Why was such syntax introduced? Because prior to C++11, the definitions of enum values resided in the entire containing namespace. The C++ standard describes:

[ISO/IEC 14882:2014 §7.2] The enumeration type declared with an enum-key of only enum is an unscoped enumeration, and its enumerators are unscoped enumerators.

The following code will lead to a redefinition error:

enum ENormalEnum{
	A = 0
};
enum EOtherEnum{
	A = 0
};

Thus, when writing code, developers often add namespaces to distinguish enumeration namespaces manually:

namespace ENamespaceEnum
{
  enum Type
  {
    A = 0,
    B,
    C
  };
};

Since the enumeration values of the above Type reside within the current namespace, they can be used in the following way:

1
2
3

ENamespaceEnum::A;
ENamespaceEnum::B;
ENamespaceEnum::C;

This is actually a form of weakly typed enumeration, where the enumeration itself is not a type. Therefore, C++11 introduced Scoped Enum, which can be understood as a strongly typed enumeration:

enum class EScopedEnum{
	A = 0,
	B,
	C
};

Using it has a similar effect to the aforementioned namespace approach.

The values of Scoped Enumeration can also be explicitly converted to numeric types:

[ISO/IEC 14882:2014 §5.2.9] A value of a scoped enumeration type (7.2) can be explicitly converted to an integral type.

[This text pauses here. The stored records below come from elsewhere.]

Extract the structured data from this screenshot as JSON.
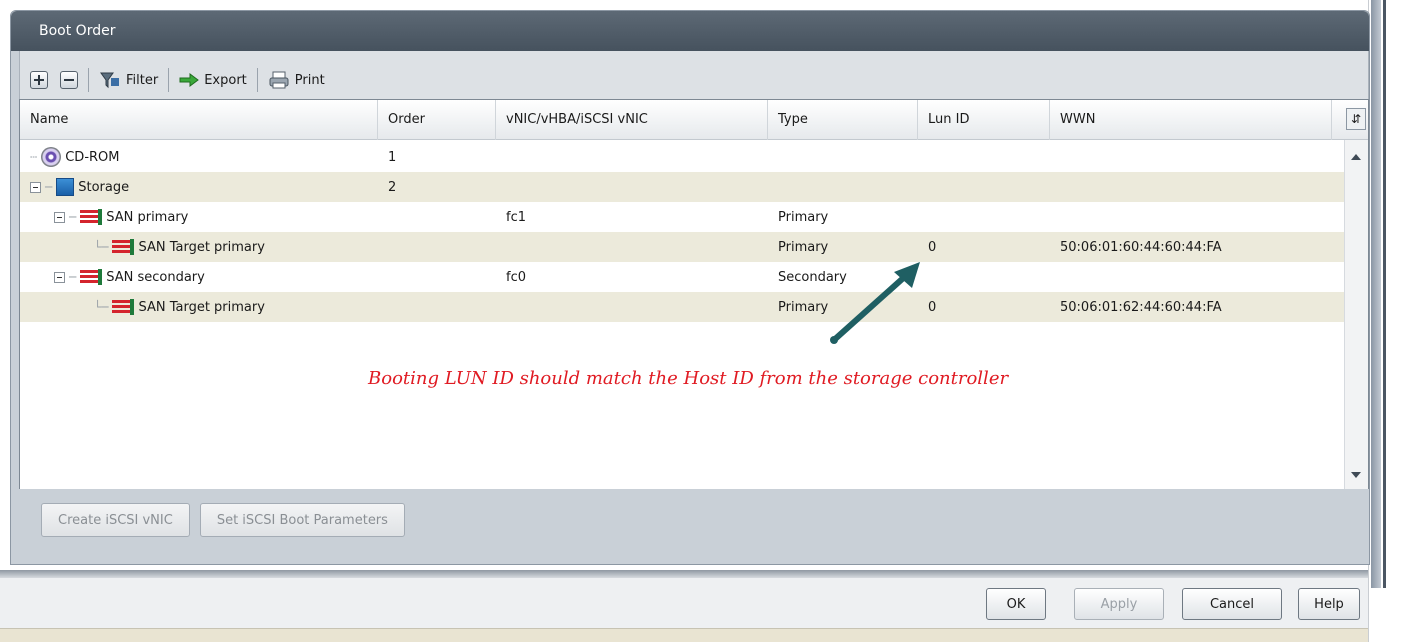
{
  "panel": {
    "title": "Boot Order"
  },
  "toolbar": {
    "expand_icon": "plus-box-icon",
    "collapse_icon": "minus-box-icon",
    "filter_label": "Filter",
    "export_label": "Export",
    "print_label": "Print"
  },
  "table": {
    "columns": [
      "Name",
      "Order",
      "vNIC/vHBA/iSCSI vNIC",
      "Type",
      "Lun ID",
      "WWN"
    ],
    "rows": [
      {
        "name": "CD-ROM",
        "order": "1",
        "vnic": "",
        "type": "",
        "lun": "",
        "wwn": "",
        "icon": "cd-rom-icon",
        "level": 0
      },
      {
        "name": "Storage",
        "order": "2",
        "vnic": "",
        "type": "",
        "lun": "",
        "wwn": "",
        "icon": "storage-icon",
        "level": 0
      },
      {
        "name": "SAN primary",
        "order": "",
        "vnic": "fc1",
        "type": "Primary",
        "lun": "",
        "wwn": "",
        "icon": "san-icon",
        "level": 1
      },
      {
        "name": "SAN Target primary",
        "order": "",
        "vnic": "",
        "type": "Primary",
        "lun": "0",
        "wwn": "50:06:01:60:44:60:44:FA",
        "icon": "san-icon",
        "level": 2
      },
      {
        "name": "SAN secondary",
        "order": "",
        "vnic": "fc0",
        "type": "Secondary",
        "lun": "",
        "wwn": "",
        "icon": "san-icon",
        "level": 1
      },
      {
        "name": "SAN Target primary",
        "order": "",
        "vnic": "",
        "type": "Primary",
        "lun": "0",
        "wwn": "50:06:01:62:44:60:44:FA",
        "icon": "san-icon",
        "level": 2
      }
    ]
  },
  "annotation": {
    "text": "Booting LUN ID should match the Host ID from the storage controller",
    "color": "#e01a22",
    "arrow_color": "#1f5f63"
  },
  "panel_actions": {
    "create_iscsi": "Create iSCSI vNIC",
    "set_iscsi_boot": "Set iSCSI Boot Parameters"
  },
  "dialog_buttons": {
    "ok": "OK",
    "apply": "Apply",
    "cancel": "Cancel",
    "help": "Help"
  },
  "colors": {
    "title_bar": "#4f5b67",
    "alt_row": "#eceadb"
  }
}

Moreover, if the underlying type of a scoped enum is not explicitly specified, its default underlying type is int:

[ISO/IEC 14882:2014 §7.2] Each enumeration also has an underlying type. The underlying type can be explicitly specified using enum-base; if not explicitly specified, the underlying type of a scoped enumeration type is int.

In LLVM, the handling of Scoped enums is done at the front end of the compiler, and the IR code generated from the following:

enum ENormalEnum{
	A = 0,
	B,
	C
};
enum class EScopedEnum{
	A = 0,
	B,
	C
};

int main()
{
	printf("A:%d,B:%d,C:%d\n",A,B,C);
	printf("A:%d,B:%d,C:%d\n",EScopedEnum::A,EScopedEnum::B,EScopedEnum::C);
}

The main function’s LLVM-IR:

; Function Attrs: uwtable
define i32 @main() #3 {
entry:
  %call = call i32 (i8*, ...) @_Z6printfPKcz(i8* getelementptr inbounds ([16 x i8], [16 x i8]* @.str, i32 0, i32 0), i32 0, i32 1, i32 2)
  %call1 = call i32 (i8*, ...) @_Z6printfPKcz(i8* getelementptr inbounds ([16 x i8], [16 x i8]* @.str, i32 0, i32 0), i32 0, i32 1, i32 2)
  ret i32 0
}

In generating IR, there will be no symbol information, just constants remaining.

Static Initialization Timing

The reflection technology in UE also relies on the static initialization timing of C++, as seen in gen.cpp:

1	static FCompiledInDefer Z_CompiledInDefer_UClass_URefObject(Z_Construct_UClass_URefObject, &URefObject::StaticClass, TEXT("/Script/RefExample"), TEXT("URefObject"), false, nullptr, nullptr, nullptr);

The C++ standard discusses the timing of static initialization:

It is implementation-defined whether the dynamic initialization of a non-local variable with static storage duration is done before the first statement of main.

Even though the standard mentions implementation-defined behavior, nearly all compilers used operate according to this convention.